First of all, I want to mention the positives: GEORGE HULL is the man! Hooking us up with comp tickets to the show! He's a horticulturist and plant breeder from Arizona and he was there with his students who built a wonderful show garden display and through the perks of social media, we got in for free!
Having attended the NW Flower and Garden Show for almost 17 years, I couldn't help but have a bit of an expectation when I heard of the San Francisco Flower and Garden Show. I've always associated the city as multicultural, cutting edge in terms of design, trendy and would pave the way with the latest in lifestyle.

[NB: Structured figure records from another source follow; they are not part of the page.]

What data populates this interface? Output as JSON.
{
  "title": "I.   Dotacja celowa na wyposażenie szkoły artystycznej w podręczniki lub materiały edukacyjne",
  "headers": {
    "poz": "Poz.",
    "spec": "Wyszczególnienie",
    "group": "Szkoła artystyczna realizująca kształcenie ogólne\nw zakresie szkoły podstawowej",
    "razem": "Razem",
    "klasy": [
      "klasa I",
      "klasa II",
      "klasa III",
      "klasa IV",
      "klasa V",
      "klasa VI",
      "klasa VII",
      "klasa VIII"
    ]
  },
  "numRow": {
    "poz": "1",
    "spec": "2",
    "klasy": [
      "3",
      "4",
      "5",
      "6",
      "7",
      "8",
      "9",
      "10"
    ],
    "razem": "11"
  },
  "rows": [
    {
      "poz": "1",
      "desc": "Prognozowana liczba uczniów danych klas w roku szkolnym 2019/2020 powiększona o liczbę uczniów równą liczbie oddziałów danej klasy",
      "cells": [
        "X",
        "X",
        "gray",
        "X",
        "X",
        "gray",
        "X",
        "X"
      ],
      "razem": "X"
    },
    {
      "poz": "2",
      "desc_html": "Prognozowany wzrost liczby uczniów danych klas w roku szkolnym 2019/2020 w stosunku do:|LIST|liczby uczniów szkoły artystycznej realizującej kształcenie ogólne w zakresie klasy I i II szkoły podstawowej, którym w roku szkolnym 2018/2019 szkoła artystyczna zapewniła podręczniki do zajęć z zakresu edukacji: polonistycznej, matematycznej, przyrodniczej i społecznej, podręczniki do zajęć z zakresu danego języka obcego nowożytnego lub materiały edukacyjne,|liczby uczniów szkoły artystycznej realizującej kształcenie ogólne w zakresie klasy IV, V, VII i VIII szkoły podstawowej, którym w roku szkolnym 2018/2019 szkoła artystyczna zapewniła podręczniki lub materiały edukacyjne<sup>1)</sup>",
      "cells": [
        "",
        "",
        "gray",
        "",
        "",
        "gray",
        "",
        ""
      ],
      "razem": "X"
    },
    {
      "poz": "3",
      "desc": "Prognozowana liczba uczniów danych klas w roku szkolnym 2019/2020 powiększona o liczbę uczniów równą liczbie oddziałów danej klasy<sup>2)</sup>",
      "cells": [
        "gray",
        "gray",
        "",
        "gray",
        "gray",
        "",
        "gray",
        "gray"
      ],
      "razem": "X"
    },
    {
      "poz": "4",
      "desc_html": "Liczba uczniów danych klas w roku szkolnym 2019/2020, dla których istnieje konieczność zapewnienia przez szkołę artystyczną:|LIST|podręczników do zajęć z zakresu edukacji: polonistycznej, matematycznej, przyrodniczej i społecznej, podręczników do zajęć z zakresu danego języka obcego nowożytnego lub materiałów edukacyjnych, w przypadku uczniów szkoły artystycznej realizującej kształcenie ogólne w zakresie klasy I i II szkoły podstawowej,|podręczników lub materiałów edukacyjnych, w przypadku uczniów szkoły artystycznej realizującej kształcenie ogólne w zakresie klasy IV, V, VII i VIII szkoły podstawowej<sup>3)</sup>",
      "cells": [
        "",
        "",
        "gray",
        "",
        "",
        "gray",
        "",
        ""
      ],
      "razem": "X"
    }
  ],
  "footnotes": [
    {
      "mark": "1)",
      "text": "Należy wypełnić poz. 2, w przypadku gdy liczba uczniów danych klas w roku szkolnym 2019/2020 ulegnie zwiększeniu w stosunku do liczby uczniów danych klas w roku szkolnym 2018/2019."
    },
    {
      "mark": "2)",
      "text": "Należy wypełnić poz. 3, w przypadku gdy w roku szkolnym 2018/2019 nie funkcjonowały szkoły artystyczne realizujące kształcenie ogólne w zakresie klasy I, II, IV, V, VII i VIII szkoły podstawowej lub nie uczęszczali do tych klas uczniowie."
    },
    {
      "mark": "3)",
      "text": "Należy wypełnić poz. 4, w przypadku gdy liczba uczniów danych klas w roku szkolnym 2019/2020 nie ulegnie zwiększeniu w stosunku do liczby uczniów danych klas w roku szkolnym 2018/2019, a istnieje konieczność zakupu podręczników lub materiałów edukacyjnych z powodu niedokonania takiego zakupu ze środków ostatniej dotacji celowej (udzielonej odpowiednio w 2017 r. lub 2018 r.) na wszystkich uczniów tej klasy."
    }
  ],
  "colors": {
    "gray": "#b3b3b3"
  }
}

So, I walked in the halls and saw this:
It had an interesting, almost COUNTY FAIR feel to it; a large exhibition hall minus the livestock. Then the photo below just needed a clown and maybe a few rides in the background.
|Not gonna lie, this was awesome to see!|
The show gardens represented a country with the overall theme of "Gardens Make the World Go Round". Let's see which countries you can identify with just the photos I took.
What I tried to look for in the show were interesting and eye-catching compositions and, of course, wonderful plants!
This composition and walk-through garden has these interesting panels and cone-shaped containers. I like the effect the grasses at the base create to make it seem like the pots are hovering just above them. The lighting and the shadows created on the panels were unique. The plant palette....meh.
Now this garden had some wonderful plants! Diverse selection of what appear to be primarily grasses, California natives and, basically, a drought tolerant landscape. It just lacks a little definition and no one plant really stands out. The stone work all around the garden was pretty cool though:
Kudos to George Hull and the students at Arizona State University who put together a display that pretty much swept all the awards!!! Of all the gardens, it was the most complete and the different rooms show goers were able to experience was pretty well done. Their use of materials, mostly (if not all) recycled, was fantastic. They wanted to demonstrate simple vignettes that the home owner can easily build and replicate in their warm/arid landscape. More photos of their garden and how it was built in this LINK.
These faux stone walls lit from the base were very effective and done to scale very well.
And the architectural plantings of mostly desert Southwest plants were in fine display and wonderfully contrasted with the intensely colored walls.
So this was suppose to be the Philippines.
One of my favorite gardens was this simply planted space that was both comfortable and sophisticated at the same time. Wonderful specimen olives with excellent form and the paving materials were very nice. Great use of gabion walls as well.
The true centerpiece of the entire show was this phenomenal globe planted up with succulents! A mighty impressive feat!!
I'm sorry I didn't have time to read the description of this garden. It was simply a "WTF??" moment.